A Reversal on binLaden?!
Osama bin Laden has used the occasion- no, excuse- of the current Hamas-initiated conflict in the Middle East to release an audio tape blasting the United States and Israel. And Katie Couric of CBS News, in an interview conducted the same day the tape was released, used the occasion to ask President-elect Barack Obama "How important do you think it is, Mr. President-elect, to apprehend Osama bin Laden?"
Curiously, Obama replied (video below):
I think that we have to so weaken his infrastructure that, whether he is technically alive or not, he is so pinned down that he cannot function. My preference obviously would be to capture or kill him. But if we have so tightened the noose that he's in a cave somewhere and can't even communicate with his operatives, then we will meet our goal of protecting America.
Curious because on October 12, in the second presidential debate between Obama and John McCain, Senator Obama responded to a question about pursuing terrorists across the border from Afghanistan into Pakistan by responding, in part:
And if we have Osama bin Laden in our sights and the Pakistani government is unable or unwilling to take them out, then I think that we have to act and we will take them out. We will kill bin Laden; we will crush Al Qaeda. That has to be our biggest national security priority.

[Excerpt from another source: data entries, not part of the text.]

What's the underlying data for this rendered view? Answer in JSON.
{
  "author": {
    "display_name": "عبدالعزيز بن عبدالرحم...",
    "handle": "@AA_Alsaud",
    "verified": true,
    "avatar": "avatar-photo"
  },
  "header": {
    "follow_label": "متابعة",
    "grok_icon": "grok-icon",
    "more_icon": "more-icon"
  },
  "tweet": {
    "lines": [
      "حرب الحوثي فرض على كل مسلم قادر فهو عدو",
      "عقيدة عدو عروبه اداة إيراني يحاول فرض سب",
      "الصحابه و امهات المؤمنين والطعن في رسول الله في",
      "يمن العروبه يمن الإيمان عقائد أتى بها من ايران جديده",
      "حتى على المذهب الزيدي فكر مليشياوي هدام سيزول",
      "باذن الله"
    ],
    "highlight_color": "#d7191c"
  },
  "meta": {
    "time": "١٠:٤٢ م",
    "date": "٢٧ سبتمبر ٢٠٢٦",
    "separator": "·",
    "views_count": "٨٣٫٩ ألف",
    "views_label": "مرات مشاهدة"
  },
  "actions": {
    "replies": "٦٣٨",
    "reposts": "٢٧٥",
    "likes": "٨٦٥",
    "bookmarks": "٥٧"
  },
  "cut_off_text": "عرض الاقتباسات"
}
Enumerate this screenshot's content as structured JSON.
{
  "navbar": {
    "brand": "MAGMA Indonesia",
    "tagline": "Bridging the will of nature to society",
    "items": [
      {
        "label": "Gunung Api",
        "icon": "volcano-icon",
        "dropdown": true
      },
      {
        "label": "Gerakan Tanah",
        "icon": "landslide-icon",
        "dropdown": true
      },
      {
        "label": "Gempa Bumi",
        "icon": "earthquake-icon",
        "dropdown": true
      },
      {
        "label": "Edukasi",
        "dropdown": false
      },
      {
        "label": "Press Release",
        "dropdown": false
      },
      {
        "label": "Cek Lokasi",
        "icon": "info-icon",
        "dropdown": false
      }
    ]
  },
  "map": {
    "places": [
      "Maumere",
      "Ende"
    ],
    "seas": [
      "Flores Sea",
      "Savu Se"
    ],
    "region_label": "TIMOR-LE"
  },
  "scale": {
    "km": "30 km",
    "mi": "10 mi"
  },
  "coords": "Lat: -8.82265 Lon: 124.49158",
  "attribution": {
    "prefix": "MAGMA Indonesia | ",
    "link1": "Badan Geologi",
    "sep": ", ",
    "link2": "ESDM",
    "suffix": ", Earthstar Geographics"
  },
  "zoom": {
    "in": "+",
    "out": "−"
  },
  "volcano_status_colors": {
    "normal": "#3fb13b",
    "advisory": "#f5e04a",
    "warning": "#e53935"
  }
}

And those remarks did not appear to be mere campaign rhetoric when eight days after the election, CNN.com reported
President-elect Barack Obama wants to renew the U.S. commitment to finding al Qaeda leader Osama bin Laden, according to his national security advisers. The Obama team believes the Bush administration has downplayed the importance of catching the FBI's most-wanted terrorist because it has not been able to find him.
And in his first televised interview since the election, Obama termed capturing binLaden "critical" (video way below).
Hopefully, Obama's most recent comment does not reflect a change of heart nor a strategy of arguing as President that bin Laden cannot communicate with his operatives (impossible to determine with certainty) and thus presents no threat. Nor does it brighten the day to consider the possibility that Obama's statement represents the opinion of his advisers that the famous Saudi national is unlikely to be caught. But unless he is merely trying to lower expectations (as he apparently has done repeatedly on the economy), President-elect Obama's reversal of his previous position on the need to apprehend the champion of all terrorists is a little disturbing.